David Saleta Reig, Ph.D. student and first author of the work, says, "We performed a systematic study of the effects of crystal thickness and surrounding environment on heat flow. This fills an important gap in the scientific literature about 2D materials." Indeed, performing either reliable experimental studies or computer simulations of thermal transport over a broad range of thicknesses from bulk down to a single molecular monolayer is not an easy task. The authors of this research were able to overcome these challenges and produce protocols and results that are valid not only for the case study, MoSe₂, but also for a broader range of 2D materials.

Ultrathin MoSe₂ transports heat faster than ultrathin silicon

The experimental measurements, in combination with numerical simulations, led to a remarkable result: "We found that the in-plane thermal conductivity of the samples decreases only marginally when reducing the thickness of the crystal all the way to a monolayer with sub-nanometer thickness," explains Sebin Varghese, Ph.D. student and second author of the study. This behavior originates from the layered nature of MoSe₂ and sets TMD materials apart from non-layered semiconductors, such as the industry standard, silicon. In the latter, the thermal conductivity decreases dramatically when the thickness approaches the nanometer, due to increased scattering at the surface. This effect is much less significant in layered materials, such as MoSe₂.

First principles thermal transport simulations reproduced the experimental results in an excellent way, and led to another surprising result: "For the thinnest films, the heat is carried by different phonon modes than for thicker ones," says Dr.
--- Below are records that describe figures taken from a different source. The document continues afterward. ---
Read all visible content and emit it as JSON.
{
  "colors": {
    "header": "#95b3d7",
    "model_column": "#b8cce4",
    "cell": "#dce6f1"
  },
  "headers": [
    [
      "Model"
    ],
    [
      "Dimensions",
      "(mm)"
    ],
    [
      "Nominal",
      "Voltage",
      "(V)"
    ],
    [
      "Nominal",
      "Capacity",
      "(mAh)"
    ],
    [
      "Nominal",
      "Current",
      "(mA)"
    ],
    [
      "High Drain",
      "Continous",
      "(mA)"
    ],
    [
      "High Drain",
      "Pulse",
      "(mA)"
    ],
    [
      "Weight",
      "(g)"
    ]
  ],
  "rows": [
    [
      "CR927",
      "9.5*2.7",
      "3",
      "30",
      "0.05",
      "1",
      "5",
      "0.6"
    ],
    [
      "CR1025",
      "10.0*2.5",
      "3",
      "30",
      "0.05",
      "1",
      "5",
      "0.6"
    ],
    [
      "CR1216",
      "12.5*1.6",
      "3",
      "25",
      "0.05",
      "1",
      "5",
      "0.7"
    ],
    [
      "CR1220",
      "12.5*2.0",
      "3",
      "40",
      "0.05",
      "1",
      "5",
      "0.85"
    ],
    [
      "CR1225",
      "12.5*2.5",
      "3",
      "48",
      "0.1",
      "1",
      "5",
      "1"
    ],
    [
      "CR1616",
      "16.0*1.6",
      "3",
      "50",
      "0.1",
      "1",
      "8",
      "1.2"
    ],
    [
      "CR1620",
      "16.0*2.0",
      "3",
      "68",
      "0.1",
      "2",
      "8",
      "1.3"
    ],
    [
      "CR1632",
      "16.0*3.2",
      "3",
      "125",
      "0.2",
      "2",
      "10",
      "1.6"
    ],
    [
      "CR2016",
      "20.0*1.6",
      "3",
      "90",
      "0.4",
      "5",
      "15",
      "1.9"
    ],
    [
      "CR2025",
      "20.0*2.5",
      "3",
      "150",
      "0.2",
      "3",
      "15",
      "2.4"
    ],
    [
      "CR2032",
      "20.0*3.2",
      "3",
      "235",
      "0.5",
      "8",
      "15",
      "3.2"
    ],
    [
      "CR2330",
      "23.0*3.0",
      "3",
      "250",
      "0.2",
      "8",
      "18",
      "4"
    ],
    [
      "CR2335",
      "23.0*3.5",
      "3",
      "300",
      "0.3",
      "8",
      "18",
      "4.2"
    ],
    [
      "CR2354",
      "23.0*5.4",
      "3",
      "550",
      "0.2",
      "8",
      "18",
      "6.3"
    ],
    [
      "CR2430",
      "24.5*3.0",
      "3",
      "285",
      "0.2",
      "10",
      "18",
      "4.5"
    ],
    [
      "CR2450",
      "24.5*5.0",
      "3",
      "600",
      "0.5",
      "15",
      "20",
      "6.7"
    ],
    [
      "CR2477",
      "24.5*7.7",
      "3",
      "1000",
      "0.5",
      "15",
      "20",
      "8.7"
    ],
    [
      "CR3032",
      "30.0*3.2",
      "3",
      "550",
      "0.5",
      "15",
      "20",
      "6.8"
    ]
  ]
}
Roberta Farris, postdoctoral researcher who developed and carried out the ab initio simulations. Finally, this study also clarifies the influence of the material's environment on heat dissipation, demonstrating that ultrathin MoSe₂ is able to dissipate heat very efficiently to surrounding air molecules.

Dr. Klaas-Jan Tielrooij, who coordinated the work, says, "This work shows that TMD crystals with (sub)nanometer thickness have the potential to outperform silicon films both in terms of electrical and thermal conductivity in this ultrathin limit." These results thus demonstrate the excellent prospects of TMDs for applications that require thicknesses on the order of a few nanometers or less, for example in the case of flexible and wearable devices and nanoscale electronic components. "Of course it remains to be seen if TMDs will live up to their promises," concludes Dr. Tielrooij, "as there are many hurdles to overcome before these materials will be applied on an industrial scale. At least we now know that their thermal properties are—in principle—not a show-stopper."

The authors of this study used the Raman thermometry technique to measure the thermal conductivity of a large set of suspended, crystalline, and clean MoSe₂ crystals with systematically varied thickness, taking care to identify and suppress possible thickness-dependent artifacts. They compared the experimental results with ab initio simulations –based on density functional theory and Boltzmann transport theory— performed with the SIESTA method and software, which is particularly suitable for atomistic simulations with a large number of atoms.